European and African arrivals, however, have been protesting since they got off the boats. The Stono Rebellion of 1739 saw enslaved Kongolese lead a liberty march south from the Charleston area, gathering more people as they moved towards the border with Spanish Florida.
And a century before that, seventeenth-century southern colonists demanded their rights. In Maryland in the 1640s, a ship captain named Ingle sent messages out to the residents that the time had come to free themselves. The following weeks witnessed smallholders and craftsmen take control of their government away from Lord Baltimore. Despite the epigraph “Plundering Time” conjuring up images of anarchic mayhem, in actuality, once the colony rid itself of the gentry, order ensued. That life ran along as smoothly under the direction of a tradesman as it did under a gentleman must have been a revelation to those who had never before had the opportunity to observe a meritocracy.
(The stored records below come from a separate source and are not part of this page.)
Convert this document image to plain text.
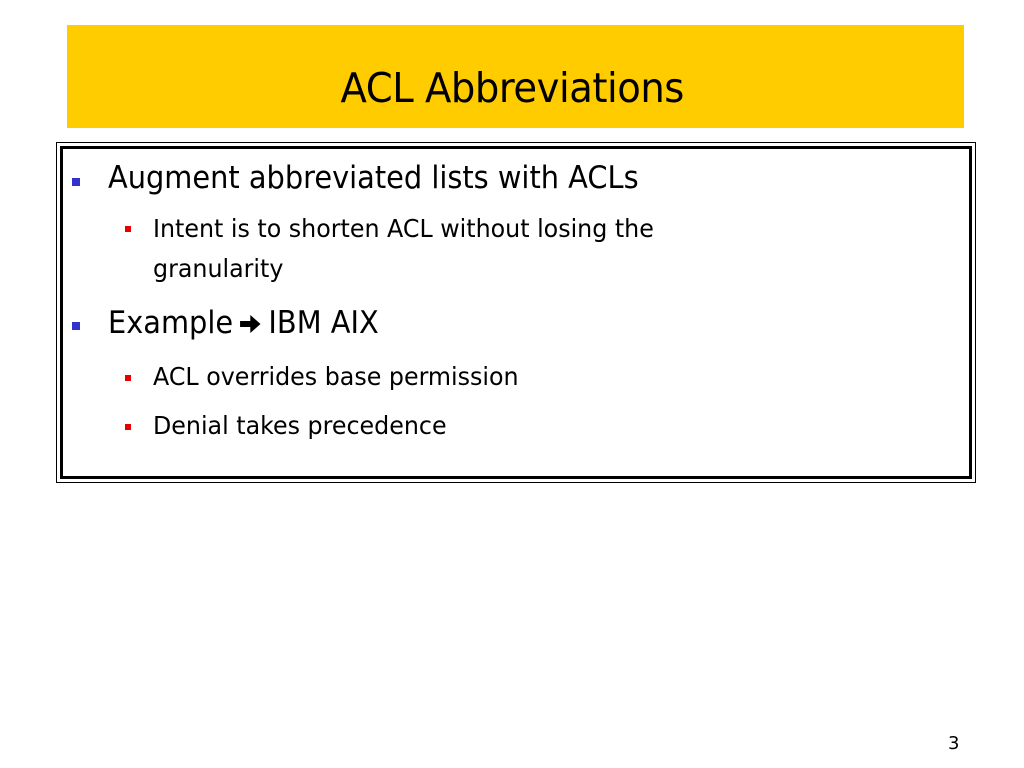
ACL Abbreviations
Augment abbreviated lists with ACLs
Intent is to shorten ACL without losing the
granularity
Example IBM AIX
ACL overrides base permission
Denial takes precedence
3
The rebellion bears the name of Ingle, but among the real organizers was Nathaniel Pope, the great-grandfather of George Washington.
And of course, North Carolina has always been a home for mutinous types. The rebellion of 1677 protested a governor’s attempt to silence the voices of the people, but they refused to be silent:
“THE REMONSTRANCE OF THE INHABITANTS OFF PASPATANCKE TO ALL THE REST OF THE COUNTY OF ALBEMARLE.
First the occasion of their secureinge the Records & imprisoning the Presidt is, that thereby the Countrey may have a free parlemt.”
The settlers of Currituck precinct, out on the Banks, agreed. “By a shout of one and all cryed out wee will have noe Lords … we renounce them all.” Culpeper’s Rebellion’s “protest march” came by water. Protestors from all five original precincts assembled in Perquimans, the flotilla greeted by the booming guns of a trader’s boat.
How did these colonial settlers find the courage to challenge authority? Because a neighbor protested beside them. They found courage in numbers. Historical social movements are often mythologized in a manner that masks reality. Patrick Henry said “give me liberty or give me death,” Washington crossed the Delaware and glorious victory ensued! Rosa Parks sat down, MLK made an inspiring speech and segregation ended!
Such movements didn’t succeed because of a charismatic leader’s speeches. They succeeded because a multitude of people overcame legitimate fears. They understood that they had to work with others, because no one can fight power alone. We also need to recognize their perseverance – from 1764 to 1776, from 1954 to 1968 – because too often people recall only Big Moments, such as the Boston Tea Party, or the March on Washington (or our Wright State University strike of 2019). Bound up in the word ‘movement’ is the unity of the many and their perseverance over time. Inspirational speeches are not unimportant, but focus on them disguises what a successful movement for change requires. It takes a lot of people committing to each other for the long haul. Fortunately for our democracy, Americans have been practicing for hundreds of years.
Noeleen McIlvenna is professor of history at Wright State University and author of A Very Mutinous People and The Short Life of Free Georgia.